25% of halothane is metabolized by oxidative phosphorylation. The main metabolite formed is Trifluoroacetic acid (TFA) which binds to a liver protein forming a TFA-protein complex which induces cell-mediated immune response resulting in hepatic necrosis. The risk of hepatitis increases with repeated exposure. (Khan, Hayes, & Buggy, 2014)
Effects on the kidneys
Metabolism of halogenated agents results in the production of fluoride which may cause direct nephrotoxicity. Methoxyflurane is associated with high fluoride levels while with enflurane the serum fluoride level decreases more rapidly than Methoxyflurane. Isoflurane can be used for longer periods without any significant increase in serum fluorides because it is more resistant to defluorination. (Khan, Hayes, & Buggy, 2014)

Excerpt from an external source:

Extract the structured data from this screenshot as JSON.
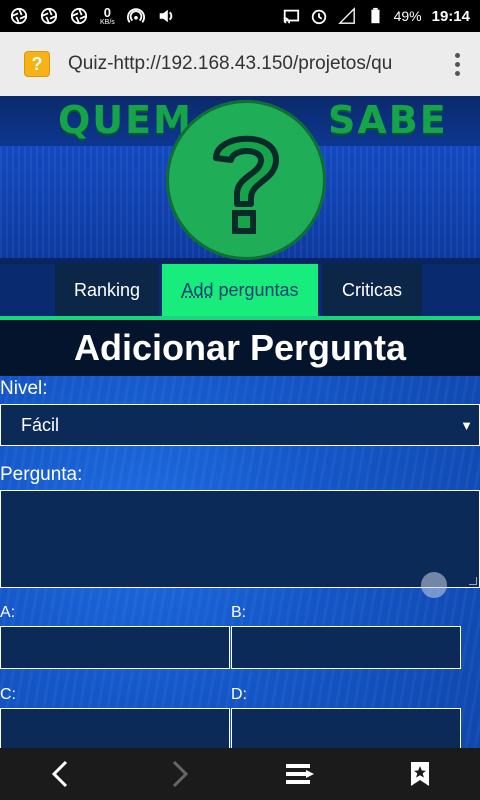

Dose depended on a decrease in glomerular filtration rate and renal blood flow can impair autoregulation of blood flow in the kidney. (Katzung, Masters, & Trevor, 2009)
Elimination of Inhalation anesthetics:
The same principles of anesthesia are followed in reverse during recovery from inhalation anesthesia. The time of recovery depends on the rate of elimination of anesthetic agent from the central nervous system. The blood Gas partition factor is an important factor that governs the rate of recovery. When the administration of an anesthetic agent is discontinued the alveolar concentration of the drug falls rapidly. Insoluble agents diffuse into the alveolus and are removed from the body through lung ventilation. (Katzung, Masters, & Trevor, 2009)

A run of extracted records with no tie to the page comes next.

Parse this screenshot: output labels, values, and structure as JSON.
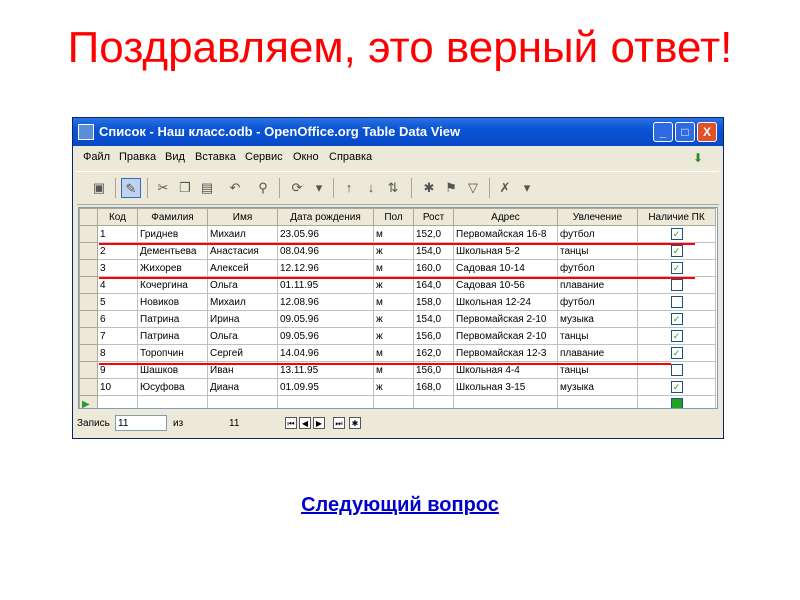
{
  "headline": "Поздравляем, это верный ответ!",
  "next_link": "Следующий вопрос",
  "window": {
    "title": "Список - Наш класс.odb - OpenOffice.org Table Data View",
    "controls": {
      "minimize": "_",
      "maximize": "□",
      "close": "X"
    }
  },
  "menu": [
    "Файл",
    "Правка",
    "Вид",
    "Вставка",
    "Сервис",
    "Окно",
    "Справка"
  ],
  "table": {
    "columns": [
      "Код",
      "Фамилия",
      "Имя",
      "Дата рождения",
      "Пол",
      "Рост",
      "Адрес",
      "Увлечение",
      "Наличие ПК"
    ],
    "rows": [
      {
        "code": "1",
        "last": "Гриднев",
        "first": "Михаил",
        "dob": "23.05.96",
        "sex": "м",
        "height": "152,0",
        "address": "Первомайская 16-8",
        "hobby": "футбол",
        "pc": true
      },
      {
        "code": "2",
        "last": "Дементьева",
        "first": "Анастасия",
        "dob": "08.04.96",
        "sex": "ж",
        "height": "154,0",
        "address": "Школьная 5-2",
        "hobby": "танцы",
        "pc": true
      },
      {
        "code": "3",
        "last": "Жихорев",
        "first": "Алексей",
        "dob": "12.12.96",
        "sex": "м",
        "height": "160,0",
        "address": "Садовая 10-14",
        "hobby": "футбол",
        "pc": true
      },
      {
        "code": "4",
        "last": "Кочергина",
        "first": "Ольга",
        "dob": "01.11.95",
        "sex": "ж",
        "height": "164,0",
        "address": "Садовая 10-56",
        "hobby": "плавание",
        "pc": false
      },
      {
        "code": "5",
        "last": "Новиков",
        "first": "Михаил",
        "dob": "12.08.96",
        "sex": "м",
        "height": "158,0",
        "address": "Школьная 12-24",
        "hobby": "футбол",
        "pc": false
      },
      {
        "code": "6",
        "last": "Патрина",
        "first": "Ирина",
        "dob": "09.05.96",
        "sex": "ж",
        "height": "154,0",
        "address": "Первомайская 2-10",
        "hobby": "музыка",
        "pc": true
      },
      {
        "code": "7",
        "last": "Патрина",
        "first": "Ольга",
        "dob": "09.05.96",
        "sex": "ж",
        "height": "156,0",
        "address": "Первомайская 2-10",
        "hobby": "танцы",
        "pc": true
      },
      {
        "code": "8",
        "last": "Торопчин",
        "first": "Сергей",
        "dob": "14.04.96",
        "sex": "м",
        "height": "162,0",
        "address": "Первомайская 12-3",
        "hobby": "плавание",
        "pc": true
      },
      {
        "code": "9",
        "last": "Шашков",
        "first": "Иван",
        "dob": "13.11.95",
        "sex": "м",
        "height": "156,0",
        "address": "Школьная 4-4",
        "hobby": "танцы",
        "pc": false
      },
      {
        "code": "10",
        "last": "Юсуфова",
        "first": "Диана",
        "dob": "01.09.95",
        "sex": "ж",
        "height": "168,0",
        "address": "Школьная 3-15",
        "hobby": "музыка",
        "pc": true
      }
    ]
  },
  "status": {
    "record_label": "Запись",
    "record_value": "11",
    "of_label": "из",
    "total": "11"
  },
  "colors": {
    "headline": "#ff0000",
    "link": "#0000cc",
    "underline_marks": "#ff0000",
    "titlebar": "#0a54d6"
  }
}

Inhaled anesthetics agents have low blood: gas partition coefficient and are insoluble in blood and brain and their elimination is faster than more soluble agents. Elimination of desflurane, sevoflurane, and nitrous oxide occurs more rapidly, leading to rapid recovery as compared to halothane and isoflurane. Halothane is more soluble in brain tissues and in blood than nitrous oxide and desflurane; therefore, its elimination slow and recovery is less rapid. (Katzung, Masters, & Trevor, 2009)
20% of the halothane is metabolized while the remaining 80% is eliminated from the body by exhalation. Recent studies suggest that the metabolism of halothane may be as high as 40 to 50%. Initially, halothane is mostly eliminated through exhalation but as the alveolar concertation decreases elimination through metabolism dominates. Enflurane is more resistant to metabolism and only 2 to 5% of the drug is eliminated through hepatic metabolism, however, recent studies show that 8.5% of the drug is hepatically metabolized. Hepatic metabolism of Isoflurane is very low and only 0.2% of the drug metabolized. (Dale & Brown, 2012)
References
Dale, O., & Brown, B. R. (2012, November 04). Clinical Pharmacokinetics of the Inhalational Anaesthetics. Clinical Pharmacokinetic, 145-167. doi:10.2165/00003088-198712030-00001
Kassiri, N., Ardehali, S. H., Rashidi, F., & Hashemian, S. M. (2018). Inhalational anesthetics agents: The pharmacokinetics, pharmacodynamics, and their effects on the human body. 2(3), 173-177.
Katzung, B. G., Masters, S. B., & Trevor, A. J. (2009). Basic & Clinical Pharmacology (11th ed.). The McGraw-Hill Companies. Inc.
Khan, K. S., Hayes, I., & Buggy, D. J. (2014, June). Pharmacology of anesthetic agents II: inhalation anesthetic agents. Continuing Education in Anaesthesia Critical Care & Pain, 14(3), 106-111. doi:https://doi.org/10.1093/bjaceaccp/mkt038.
Eger EI 2nd, Saidman LJ, Brandstater B. Minimum alveolar anesthetic concentration: A standard of anesthetic potency. Anesthesiology 1965;26:756-6.